An inmate who completes a residential drug abuse treatment program during his or her current commitment may be eligible for early release by a period not to exceed 12 months, ... unless the inmate’s current offense is determined to be a crime of violence as defined in 18 U.S.C. [§ ] 924(c)(3). 4

28 C.F.R. § 550.58. In July 1995, the BOP issued a Program Statement to explain its interpretation of the term “crime of violence.” Bureau of Prisons Program Statement No. 5162.02 (July 24, 1995). The Program Statement identified 21 U.S.C. § 841(a)(1) as an offense constituting a “crime of violence” if the offender received a two-level sentence enhancement under U.S.S.G. § 2D1.1 for possessing a deadly weapon during the commission of the offense. Id. § 9. Prison officials therefore *286 determined Mr. Royal had committed a “crime of violence” and was ineligible for early release consideration, even though he had completed the RDAP.

Following the publication of Program Statement 5162.02, federal courts of appeals divided over the validity of the BOP’s definition of “crime of violence” to include drug offenses involving a sentence enhancement for possession of a deadly weapon. See, e.g., Martin v. Gerlinski, 133 F.3d 1076, 1079 (8th Cir.1998); Byrd v. Hasty, 142 F.3d 1395, 1398 (11th Cir. 1998); Pelissero v. Thompson, 170 F.3d 442, 447 (4th Cir.1999). We held that the BOP had exceeded its statutory authority and was required to ignore sentencing factors in determining whether the offender had been convicted of a “nonviolent offense” under § 3621(e)(2)(B). Fristoe v. Thompson, 144 F.3d 627, 631 (10th Cir. 1998). Conversely and relevant to Mr. Royal’s appeal, the Fifth Circuit held that the BOP did not exceed its statutory authority and upheld the BOP’s definition of “crime of violence” to include a sentence enhancement for possession of a firearm. See Venegas v. Henman, 126 F.3d 760, 765 (5th Cir.1997).

In 2001, Mr. Royal was transferred to the FCI in El Reno, Oklahoma (“FCI-E1 Reno”). Pursuant to Mr. Royal’s request for a review of his early release status, BOP staff advised him that “due to the Fristoe v.
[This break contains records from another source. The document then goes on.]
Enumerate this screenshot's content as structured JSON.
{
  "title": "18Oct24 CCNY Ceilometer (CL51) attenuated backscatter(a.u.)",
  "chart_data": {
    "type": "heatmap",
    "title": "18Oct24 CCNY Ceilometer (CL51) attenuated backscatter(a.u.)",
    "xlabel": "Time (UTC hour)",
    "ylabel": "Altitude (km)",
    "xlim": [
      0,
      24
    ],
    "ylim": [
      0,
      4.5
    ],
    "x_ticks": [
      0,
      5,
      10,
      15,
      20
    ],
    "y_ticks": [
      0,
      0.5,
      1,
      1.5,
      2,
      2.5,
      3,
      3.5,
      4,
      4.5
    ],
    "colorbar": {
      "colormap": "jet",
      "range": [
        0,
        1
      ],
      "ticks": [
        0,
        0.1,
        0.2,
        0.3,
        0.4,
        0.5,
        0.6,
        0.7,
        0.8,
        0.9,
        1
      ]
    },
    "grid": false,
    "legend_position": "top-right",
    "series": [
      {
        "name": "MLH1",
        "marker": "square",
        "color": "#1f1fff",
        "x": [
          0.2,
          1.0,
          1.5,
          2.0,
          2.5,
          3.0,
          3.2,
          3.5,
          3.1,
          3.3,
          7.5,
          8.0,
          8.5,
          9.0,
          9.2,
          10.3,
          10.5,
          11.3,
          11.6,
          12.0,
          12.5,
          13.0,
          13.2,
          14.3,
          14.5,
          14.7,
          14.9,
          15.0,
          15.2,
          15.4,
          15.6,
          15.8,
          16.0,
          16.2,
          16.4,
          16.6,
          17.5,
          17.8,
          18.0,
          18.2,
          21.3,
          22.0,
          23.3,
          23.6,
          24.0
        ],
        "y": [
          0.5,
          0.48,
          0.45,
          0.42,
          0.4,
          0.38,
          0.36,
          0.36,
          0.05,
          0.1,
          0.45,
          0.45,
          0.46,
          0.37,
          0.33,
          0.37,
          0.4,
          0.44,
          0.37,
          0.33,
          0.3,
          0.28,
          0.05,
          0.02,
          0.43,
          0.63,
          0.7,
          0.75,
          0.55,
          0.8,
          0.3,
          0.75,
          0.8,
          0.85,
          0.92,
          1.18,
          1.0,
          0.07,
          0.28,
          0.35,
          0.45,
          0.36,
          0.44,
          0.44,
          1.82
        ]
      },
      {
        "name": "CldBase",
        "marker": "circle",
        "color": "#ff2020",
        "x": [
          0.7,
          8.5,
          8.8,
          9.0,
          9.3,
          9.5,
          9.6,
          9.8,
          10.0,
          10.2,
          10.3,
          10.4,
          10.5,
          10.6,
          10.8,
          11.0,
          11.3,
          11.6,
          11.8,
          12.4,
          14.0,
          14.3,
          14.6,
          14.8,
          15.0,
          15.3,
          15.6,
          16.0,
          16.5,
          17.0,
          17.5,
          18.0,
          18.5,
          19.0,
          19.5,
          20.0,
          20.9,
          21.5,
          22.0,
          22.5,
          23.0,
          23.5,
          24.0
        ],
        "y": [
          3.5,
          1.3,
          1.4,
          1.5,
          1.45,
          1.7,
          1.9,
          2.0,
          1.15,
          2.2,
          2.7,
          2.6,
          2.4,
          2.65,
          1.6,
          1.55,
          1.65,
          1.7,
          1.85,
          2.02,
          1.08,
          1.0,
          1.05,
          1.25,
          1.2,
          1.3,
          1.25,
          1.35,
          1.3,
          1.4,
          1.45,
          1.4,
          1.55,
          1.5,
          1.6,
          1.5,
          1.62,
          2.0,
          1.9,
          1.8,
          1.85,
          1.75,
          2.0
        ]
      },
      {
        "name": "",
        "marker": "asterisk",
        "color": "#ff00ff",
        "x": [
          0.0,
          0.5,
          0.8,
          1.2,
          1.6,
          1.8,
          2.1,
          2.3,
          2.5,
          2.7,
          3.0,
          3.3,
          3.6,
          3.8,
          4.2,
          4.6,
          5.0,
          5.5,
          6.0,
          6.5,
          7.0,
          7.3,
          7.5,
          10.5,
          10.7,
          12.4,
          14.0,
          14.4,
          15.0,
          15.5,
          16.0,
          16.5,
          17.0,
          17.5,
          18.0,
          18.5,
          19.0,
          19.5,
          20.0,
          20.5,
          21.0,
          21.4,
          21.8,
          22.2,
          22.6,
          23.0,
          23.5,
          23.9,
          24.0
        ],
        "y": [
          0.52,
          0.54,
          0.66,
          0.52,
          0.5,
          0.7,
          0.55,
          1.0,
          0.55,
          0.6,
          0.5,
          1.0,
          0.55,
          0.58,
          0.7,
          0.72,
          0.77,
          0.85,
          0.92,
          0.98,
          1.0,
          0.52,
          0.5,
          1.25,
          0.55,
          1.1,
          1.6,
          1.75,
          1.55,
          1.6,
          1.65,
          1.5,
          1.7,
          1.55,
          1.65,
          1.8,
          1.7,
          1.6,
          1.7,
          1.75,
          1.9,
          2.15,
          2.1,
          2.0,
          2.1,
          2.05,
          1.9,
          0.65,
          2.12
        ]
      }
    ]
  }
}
Thompson case in the [T]enth [C]ircuit,” he would “be provisionally eligible for early release.” The staff also advised that his provisional eligibility could change if he were transferred out of the Tenth Circuit. Mr. Royal acknowledged in writing that he understood his “early release ... is always provisional and may change.” He claims that the BOP thereafter reduced his “probable release date” by one year and registered the new date of “probable release” in its electronic records.

In 2007 the BOP notified Mr. Royal that he would be transferred to an FCI in Beaumont, Texas (“FCI-Beaumont Low”). He was also advised that he would lose his provisional eligibility for early release because he was being transferred out of an FCI in the Tenth Circuit and into one in the Fifth Circuit. He filed this § 2241 petition in the United States District Court for the Western District of Oklahoma shortly before he arrived at FCI-Beaumont Low. Thereafter, BOP staff deemed him ineligible for early release pursuant to § 3621(e). The magistrate judge recommended that Mr. Royal’s § 2241 petition be denied and the district court subsequently adopted the recommendation. 5

II. DISCUSSION

In habeas proceedings under § 2241, we review legal questions de novo and factual findings for clear error. See United States v. Eccleston, 521 F.3d 1249, 1253 (10th Cir.2008).